I really thought I might buy a Harley for the first time in my life. Forget it. The V-Rods are now showing up on the Trader-On-Line site under the Motorcycle section at prices from $22,000 to $32,000. At $16,999 it was overpriced, but I might have justified the extra $5,000 over the Jap bikes just to buy American, but at those prices I will continue to buy Japanese and German. This reminds me of 15 years ago when Honda automobiles were so hot that dealers gouged the customers on them. Dealers are too stupid, or too blinded by quick profits to realize that we customers don't fortget when someone takes advantage of us. That is what allowed Toyota to catch and surpass Honda on the sales floor.
I couldn't have said it any better!! The only dealer in my community that doesn't gouge has a waiting list of about 2 years. There's a lot of other choices I can think of riding during a two year wait. Regarding the gouging dealers, to hell with them! I'll never do business with them whether times are good or bad. It's too bad because Harley's finally producing some pretty good products.
YOu would think Harley would get smart and try to up production a bit (without buying more plants) and get the bikes to the people that want them, or better yet, sell 'em on the internet. But Harley wants their bikes to be a status symbol and retain value so they encourage gouging.
I saw the H-D dealer just before Christmas, delivering a V-Rod to his first sucker, er customer. At $25,000 this dope paid a hefty price to be the first on his block with a V-Rod. I hope he enjoys the ride on the bike more than the one the dealer just gave him.
50% improved "feel"? With what H-D charges for that ugly piece of doo-doo, one has to ask if their proctologist could do the same at their next rectal exam.
If I had 30K free to spend on a bike, I'd drop 7 each for a pair of Mean Streaks, and spend the rest getting me and a riding companion over to Europe with the bikes for... say... a month or so... Too bad, Willie G, but those German and Italian tour badges on the jacket are a LOT better status symbols than the V-Rod will ever be....
I was able to test ride a V-Rod at a local dealer recently. I was quite impressed. I posted my ride comments on an earlier board on V-Rod's showing up at dealers.
As for the "harley" tax. This is not unusual for any manufacturer with a popular new model. How much did RC51s go for when they were introduced? Air cooled Harleys are coming down. There are two dealerships within 2 hours of my house in VA that regularly have new models on the floor at MSRP. Harley has increased production something like 600% in the last decade (from around 50,000 units to well over 200,000). Harley gets nothing when a dealer gouges. The only beneficiary is the crappy dealer.

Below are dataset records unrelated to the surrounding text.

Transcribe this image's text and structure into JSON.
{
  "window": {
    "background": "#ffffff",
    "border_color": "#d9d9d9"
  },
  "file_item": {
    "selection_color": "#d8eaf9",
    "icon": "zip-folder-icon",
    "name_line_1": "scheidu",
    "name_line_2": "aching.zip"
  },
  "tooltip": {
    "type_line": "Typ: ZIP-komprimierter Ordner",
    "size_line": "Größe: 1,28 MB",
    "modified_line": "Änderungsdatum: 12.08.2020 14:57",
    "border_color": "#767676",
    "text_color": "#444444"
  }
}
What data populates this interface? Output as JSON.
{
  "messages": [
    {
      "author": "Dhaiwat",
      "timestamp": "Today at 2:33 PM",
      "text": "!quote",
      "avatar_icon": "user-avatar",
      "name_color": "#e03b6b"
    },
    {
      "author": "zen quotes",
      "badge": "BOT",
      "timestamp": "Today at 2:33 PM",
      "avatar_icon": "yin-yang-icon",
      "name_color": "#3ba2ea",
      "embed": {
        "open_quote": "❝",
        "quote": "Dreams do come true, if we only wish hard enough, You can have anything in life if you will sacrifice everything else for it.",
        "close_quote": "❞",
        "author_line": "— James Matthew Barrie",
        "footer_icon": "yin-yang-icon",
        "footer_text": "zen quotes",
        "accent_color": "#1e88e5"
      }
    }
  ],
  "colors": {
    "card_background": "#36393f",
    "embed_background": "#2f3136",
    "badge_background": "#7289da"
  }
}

Nonetheless, we live in a market economy. Any product is worth whatever someone will pay for it. The goal of any company is to sell a product at a price that exceeds the cost of producing it (for example, profit margins on most SUVs are huge while margins on a honda civic, dodge neon, etc., are almost non-existent).

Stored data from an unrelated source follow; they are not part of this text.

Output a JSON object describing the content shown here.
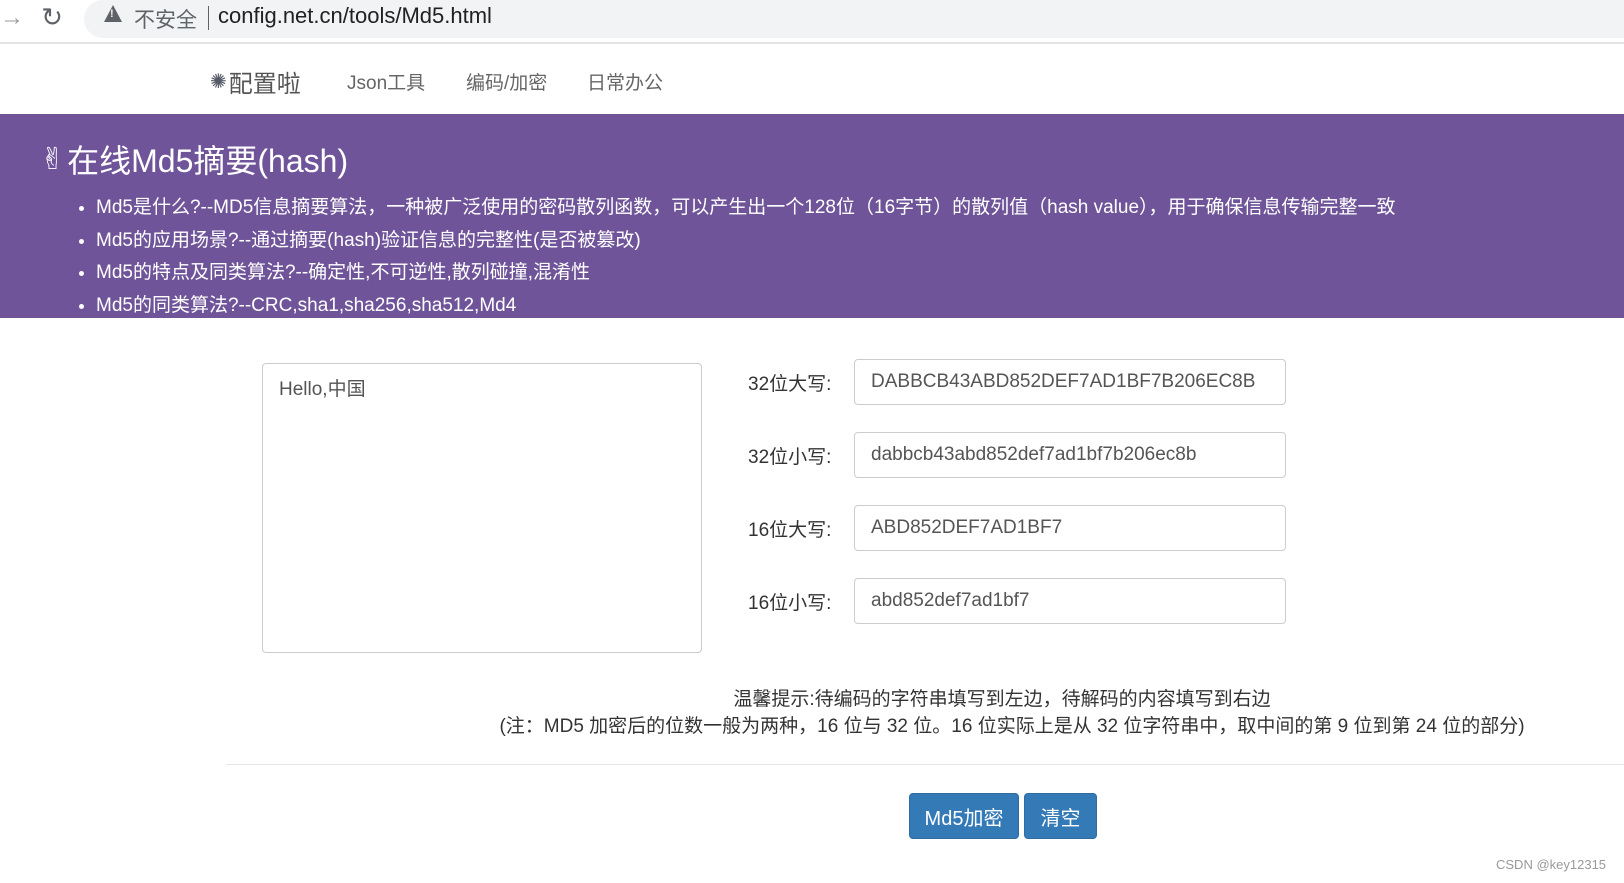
{
  "browser": {
    "security_label": "不安全",
    "url": "config.net.cn/tools/Md5.html"
  },
  "nav": {
    "brand": "配置啦",
    "links": [
      "Json工具",
      "编码/加密",
      "日常办公"
    ]
  },
  "banner": {
    "title": "在线Md5摘要(hash)",
    "items": [
      "Md5是什么?--MD5信息摘要算法，一种被广泛使用的密码散列函数，可以产生出一个128位（16字节）的散列值（hash value），用于确保信息传输完整一致",
      "Md5的应用场景?--通过摘要(hash)验证信息的完整性(是否被篡改)",
      "Md5的特点及同类算法?--确定性,不可逆性,散列碰撞,混淆性",
      "Md5的同类算法?--CRC,sha1,sha256,sha512,Md4"
    ]
  },
  "source_text": "Hello,中国",
  "results": [
    {
      "label": "32位大写:",
      "value": "DABBCB43ABD852DEF7AD1BF7B206EC8B"
    },
    {
      "label": "32位小写:",
      "value": "dabbcb43abd852def7ad1bf7b206ec8b"
    },
    {
      "label": "16位大写:",
      "value": "ABD852DEF7AD1BF7"
    },
    {
      "label": "16位小写:",
      "value": "abd852def7ad1bf7"
    }
  ],
  "tips": {
    "line1": "温馨提示:待编码的字符串填写到左边，待解码的内容填写到右边",
    "line2": "(注：MD5 加密后的位数一般为两种，16 位与 32 位。16 位实际上是从 32 位字符串中，取中间的第 9 位到第 24 位的部分)"
  },
  "buttons": {
    "encrypt": "Md5加密",
    "clear": "清空"
  },
  "watermark": "CSDN @key12315",
  "colors": {
    "banner": "#6f5499",
    "button": "#337ab7"
  }
}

I would not pay 25K for a V-Rod with my current salary. If I made quite a bit more money, I might consider it. Motorcycle purchases are rarely about logic -- they are about what touches you. There are many more sensible things I could buy for the 10K I recently spent on a new motorcycle. But for me, I enjoy it.
You may not value a V-Rod enough to buy one at the current prices. That is fine; ride something else. But just because someone else chooses to ride one doesn't make them a sucker. If they have the financial means, more power to them. If someone tries to buy it and gets in over their head, he/she has made a bad financial mistake. But not a mistake unique to Harley owners by any means.

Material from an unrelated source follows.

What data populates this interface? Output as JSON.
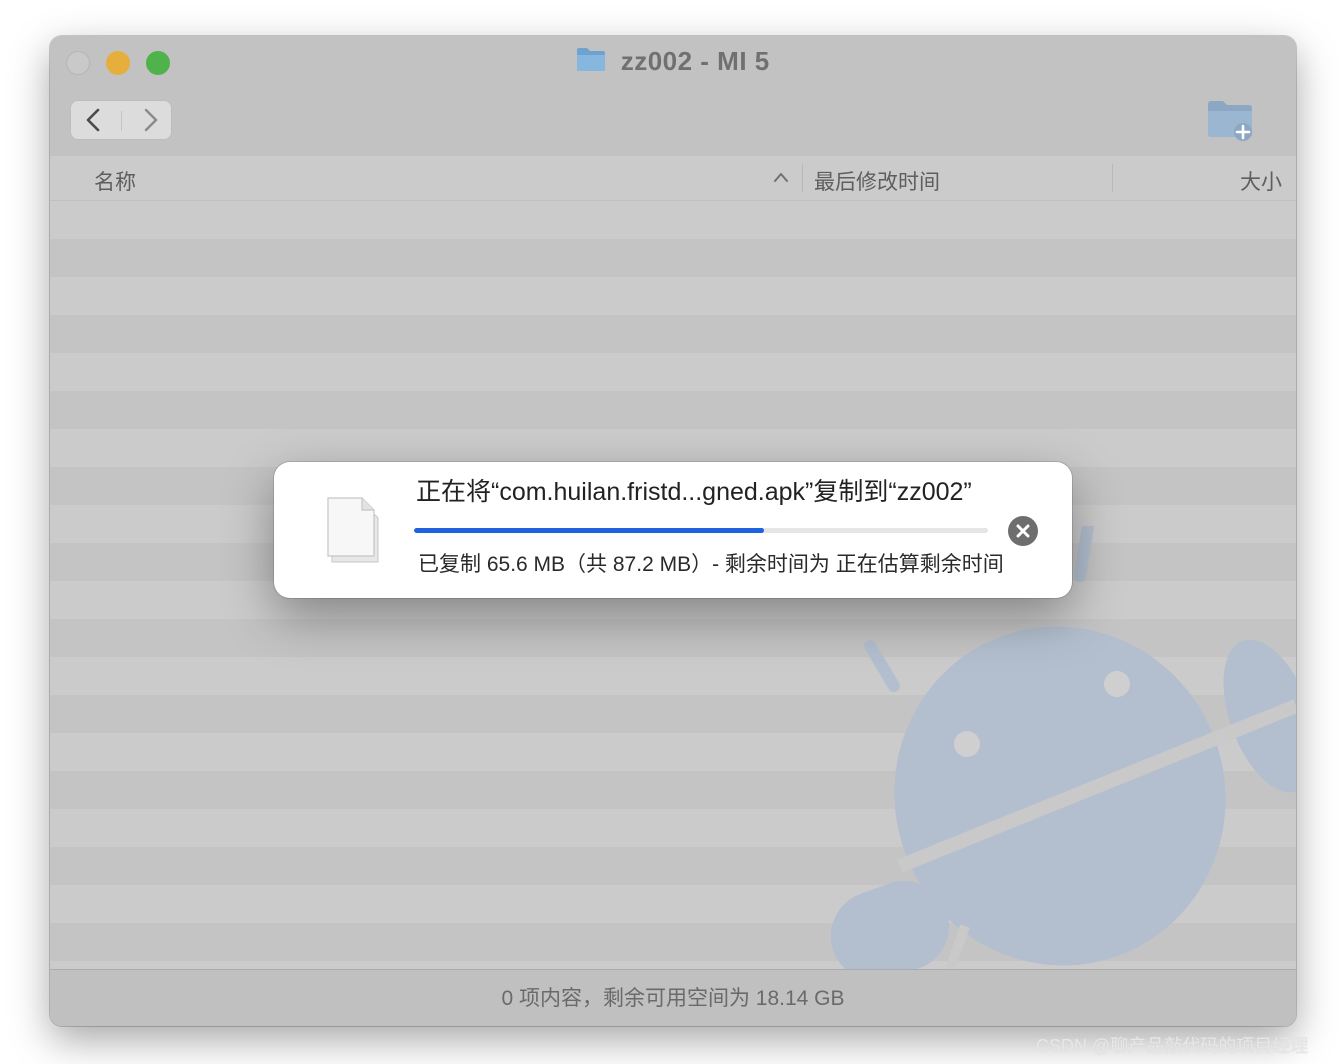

The H-D V-Rod is an instant collecter's item due to its significance and the limited number that will be produced during its first model year. No matter what the price, the bike should increase in value. How much is an early-20th century Harley going for these days? So why shouldn't an early-21st century bike do likewise?
Just wait and see what happens with the 100th Anniversary 2003-models!
You hit the nail on the head with the 'market economy' statement. If demand is higher than supply, price goes up. If people are willing to pay what the dealer is asking, then that is their free choice. The last 3 bikes I've purchased have been Honda, Yamaha, and Kawasaki, but I've got nothing against HD(I wish I bought their stock 15 years ago). They just don't happen to make a bike that fits my needs. If they could somehow get that v-rod engine into a sub-500lb frame and keep the price reasonable I'd give it strong consideration.
A collectors item, huh? Well, first of all I don't buy "collectors items", I buy motorcycles. Seriously though, the reason early Harleys or early comics or early baseball cards (etc.) are so valuable is because so few nice examples remain. Superman #1 is worth $50K these days but only a few dozen remain and only 1 or 2 are in mint condition. And then there were all of those Mickey Mantle cards that we put in our bicycle spokes! If all of these new "collectors items" are stashed away, it will be a long time before any of them are worth more than the $25K that people are paying for them now. It don't matter if it's a beanie baby, a cabbage patch doll or a Harley, it's only "worth" what someone is willing to pay for it. Speaking of "what it's worth", now that Harley has something new, what are the old air cooled collectable Harleys, that no one wants now, "worth"?
While I agree with whoever moderated this post down to Dipstick level, I also sympathize with the poster's sentiment: Who cares?
The V-Rod is a world-class motor wrapped in a chassis that amounts to functionally impaired eye candy. As sculpture, it's a handsome piece, but weight distribution is wrong, front-end geometry is wrong, the limited suspension travel is wrong, and seating position is abysmal.
To attract a fresh market of serious riders, I suggest a motorcycle more along the functional specification of the ZRX-1200: a big, bad, standard made to do more than to be, unafraid of twisty roads and fully up to the rigors of a 400-mile day. Done the Harley way, with uniquely American styling, impeccable details, and that jewel-like 60-degree twin providing the thrust, even this die-hard Honda sportbike guy would be tempted to switch.